「大人の恋愛映画」COLD WAR あの歌、2つの心 しずるさんの映画レビュー(感想・評価)
大人の恋愛映画
もっと社会問題色の強い映画かと思っていたら、純然たる恋愛映画だった。
祖国ポーランドで出会い、恋に落ちた歌手のズーラとピアニストのヴィクトル。
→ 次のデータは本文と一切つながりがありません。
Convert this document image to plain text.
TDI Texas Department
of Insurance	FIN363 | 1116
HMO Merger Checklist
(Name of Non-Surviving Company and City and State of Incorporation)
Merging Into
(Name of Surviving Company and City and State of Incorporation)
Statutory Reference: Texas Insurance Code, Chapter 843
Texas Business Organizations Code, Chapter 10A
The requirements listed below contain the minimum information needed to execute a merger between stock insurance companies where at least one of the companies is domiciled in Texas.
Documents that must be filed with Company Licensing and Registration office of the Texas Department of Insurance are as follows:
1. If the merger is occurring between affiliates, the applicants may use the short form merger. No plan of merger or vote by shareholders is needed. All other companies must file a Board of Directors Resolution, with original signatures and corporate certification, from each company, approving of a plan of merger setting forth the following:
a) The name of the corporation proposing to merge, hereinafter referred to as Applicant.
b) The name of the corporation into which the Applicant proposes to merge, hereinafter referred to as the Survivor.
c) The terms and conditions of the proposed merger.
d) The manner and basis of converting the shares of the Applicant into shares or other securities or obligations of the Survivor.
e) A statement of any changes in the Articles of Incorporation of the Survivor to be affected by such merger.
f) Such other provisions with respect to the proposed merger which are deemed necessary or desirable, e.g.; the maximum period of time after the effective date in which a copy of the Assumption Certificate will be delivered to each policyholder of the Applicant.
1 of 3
ヴィクトルはパリに亡命し、思い切れなかったズーラはポーランドに残る。
冷戦下の各国で、再開する度に愛を甦らせながらも、思うままに生き思うままに歌いたいズーラと、資本主義社会の中に居場所を得たいヴィクトルは、すれ違い、別れを繰り返す。
求められるまま、各国に受け入れられる形へ変えられ切り売りされるズーラの音楽が、東西の狭間で揺れ動き、分断されるポーランドの辛苦に重なるようで切ない。
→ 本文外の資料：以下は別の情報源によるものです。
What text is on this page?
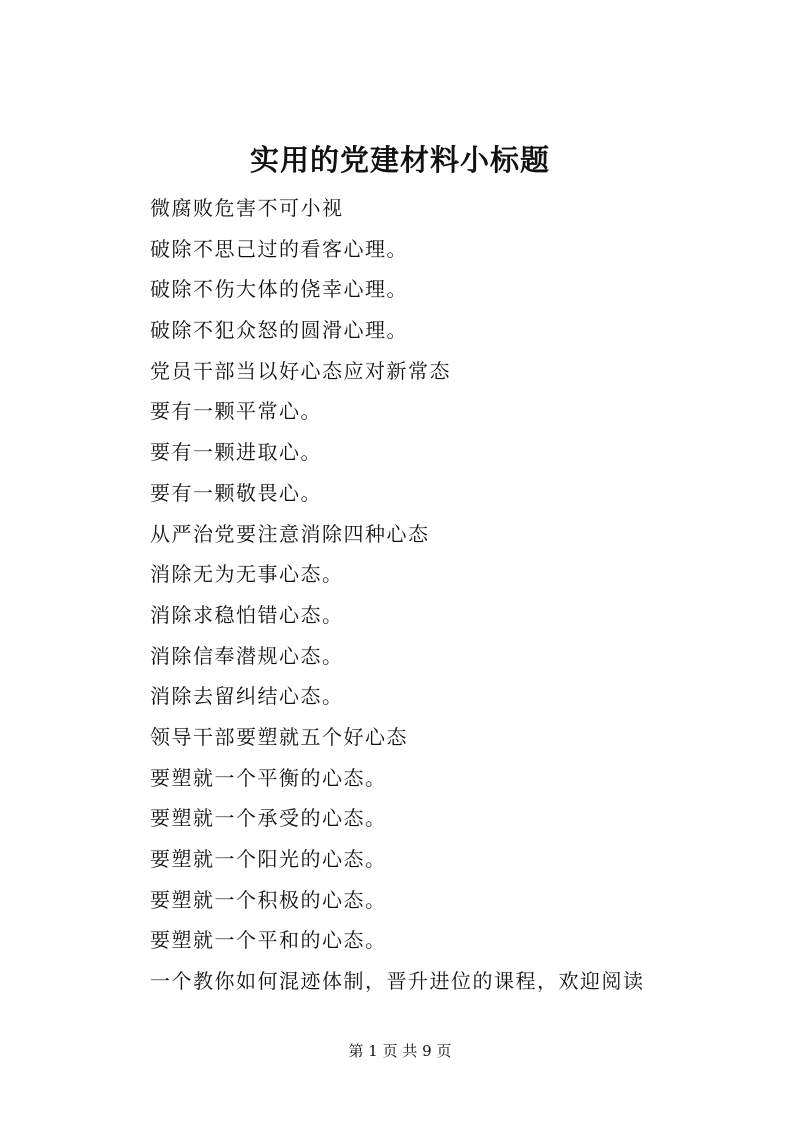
实用的党建材料小标题
微腐败危害不可小视
破除不思己过的看客心理。
破除不伤大体的侥幸心理。
破除不犯众怒的圆滑心理。
党员干部当以好心态应对新常态
要有一颗平常心。
要有一颗进取心。
要有一颗敬畏心。
从严治党要注意消除四种心态
消除无为无事心态。
消除求稳怕错心态。
消除信奉潜规心态。
消除去留纠结心态。
领导干部要塑就五个好心态
要塑就一个平衡的心态。
要塑就一个承受的心态。
要塑就一个阳光的心态。
要塑就一个积极的心态。
要塑就一个平和的心态。
一个教你如何混迹体制，晋升进位的课程，欢迎阅读
第 1 页 共 9 页
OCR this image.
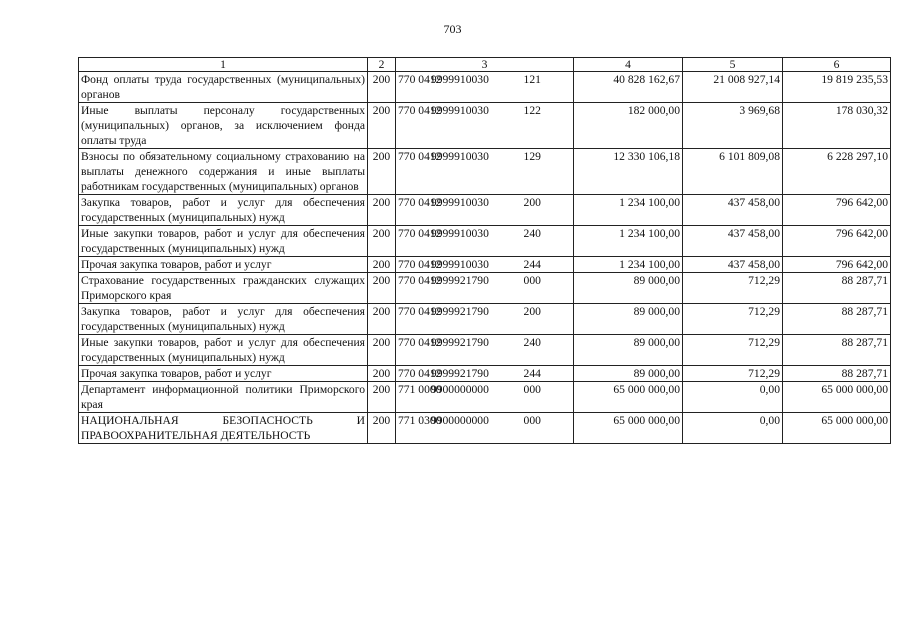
703
1	2	3	4	5	6
Фонд оплаты труда государственных (муниципальных) органов	200	770 0412 9999910030 121	40 828 162,67	21 008 927,14	19 819 235,53
Иные выплаты персоналу государственных (муниципальных) органов, за исключением фонда оплаты труда	200	770 0412 9999910030 122	182 000,00	3 969,68	178 030,32
Взносы по обязательному социальному страхованию на выплаты денежного содержания и иные выплаты работникам государственных (муниципальных) органов	200	770 0412 9999910030 129	12 330 106,18	6 101 809,08	6 228 297,10
Закупка товаров, работ и услуг для обеспечения государственных (муниципальных) нужд	200	770 0412 9999910030 200	1 234 100,00	437 458,00	796 642,00
Иные закупки товаров, работ и услуг для обеспечения государственных (муниципальных) нужд	200	770 0412 9999910030 240	1 234 100,00	437 458,00	796 642,00
Прочая закупка товаров, работ и услуг	200	770 0412 9999910030 244	1 234 100,00	437 458,00	796 642,00
Страхование государственных гражданских служащих Приморского края	200	770 0412 9999921790 000	89 000,00	712,29	88 287,71
Закупка товаров, работ и услуг для обеспечения государственных (муниципальных) нужд	200	770 0412 9999921790 200	89 000,00	712,29	88 287,71
Иные закупки товаров, работ и услуг для обеспечения государственных (муниципальных) нужд	200	770 0412 9999921790 240	89 000,00	712,29	88 287,71
Прочая закупка товаров, работ и услуг	200	770 0412 9999921790 244	89 000,00	712,29	88 287,71
Департамент информационной политики Приморского края	200	771 0000 9900000000 000	65 000 000,00	0,00	65 000 000,00
НАЦИОНАЛЬНАЯ БЕЗОПАСНОСТЬ И ПРАВООХРАНИТЕЛЬНАЯ ДЕЯТЕЛЬНОСТЬ	200	771 0300 9900000000 000	65 000 000,00	0,00	65 000 000,00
プツリと途切れ、時間経過を全く省いて、いきなり数年後から再開される構造が独特で、最初のうち少し混乱した。
モノクロの映像と、それを彩る様々な音楽がひたすら美しく、目と耳には大変贅沢だった。
ただ、恋愛体質が薄いせいか、物語の主軸となる二人の愛の心情に、殆ど感情移入できず。
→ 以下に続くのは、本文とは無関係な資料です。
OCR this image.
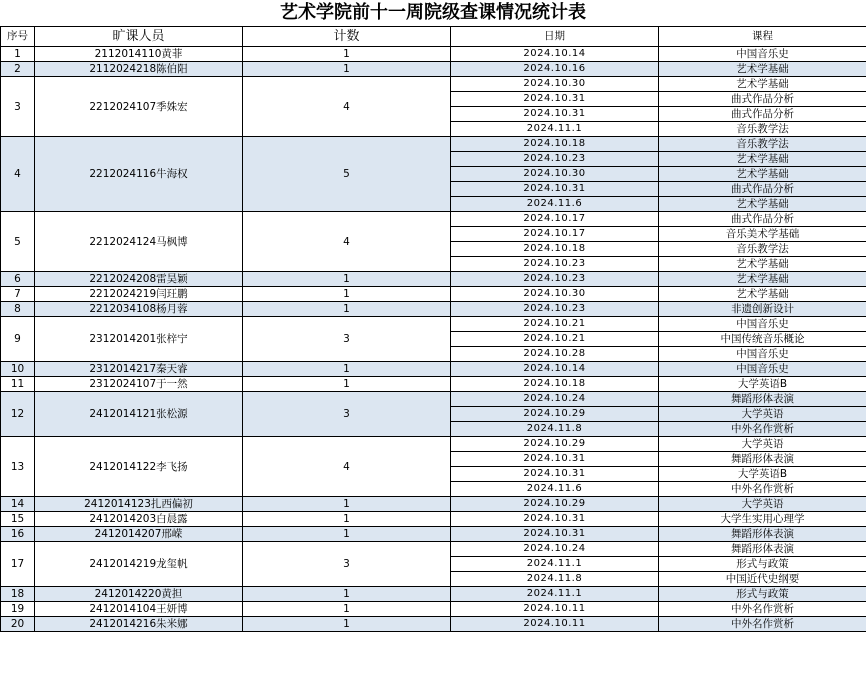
艺术学院前十一周院级查课情况统计表
序号	旷课人员	计数	日期	课程
1	2112014110黄菲	1	2024.10.14	中国音乐史
2	2112024218陈伯阳	1	2024.10.16	艺术学基础
3	2212024107季姝宏	4	2024.10.30	艺术学基础
			2024.10.31	曲式作品分析
			2024.10.31	曲式作品分析
			2024.11.1	音乐教学法
4	2212024116牛海权	5	2024.10.18	音乐教学法
			2024.10.23	艺术学基础
			2024.10.30	艺术学基础
			2024.10.31	曲式作品分析
			2024.11.6	艺术学基础
5	2212024124马枫博	4	2024.10.17	曲式作品分析
			2024.10.17	音乐美术学基础
			2024.10.18	音乐教学法
			2024.10.23	艺术学基础
6	2212024208雷昊颖	1	2024.10.23	艺术学基础
7	2212024219闫玨鹏	1	2024.10.30	艺术学基础
8	2212034108杨月蓉	1	2024.10.23	非遗创新设计
9	2312014201张梓宁	3	2024.10.21	中国音乐史
			2024.10.21	中国传统音乐概论
			2024.10.28	中国音乐史
10	2312014217秦天睿	1	2024.10.14	中国音乐史
11	2312024107于一然	1	2024.10.18	大学英语B
12	2412014121张松源	3	2024.10.24	舞蹈形体表演
			2024.10.29	大学英语
			2024.11.8	中外名作赏析
13	2412014122李飞扬	4	2024.10.29	大学英语
			2024.10.31	舞蹈形体表演
			2024.10.31	大学英语B
			2024.11.6	中外名作赏析
14	2412014123扎西偏初	1	2024.10.29	大学英语
15	2412014203白晨露	1	2024.10.31	大学生实用心理学
16	2412014207邢嵘	1	2024.10.31	舞蹈形体表演
17	2412014219龙玺帆	3	2024.10.24	舞蹈形体表演
			2024.11.1	形式与政策
			2024.11.8	中国近代史纲要
18	2412014220黄担	1	2024.11.1	形式与政策
19	2412014104王妍博	1	2024.10.11	中外名作赏析
20	2412014216朱米娜	1	2024.10.11	中外名作赏析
離れている間の互いの人生や心情も、大方察せられるものの、多分意図的に描くことをせずにいるので、すれ違いのもどかしさが募るばかりで、スッキリできない。
結末も、あー、その決着を選んじゃうのか…と、些か微妙な気持ちに…。
文学上の恋愛なんて、そんなものなのかも知れないですけど。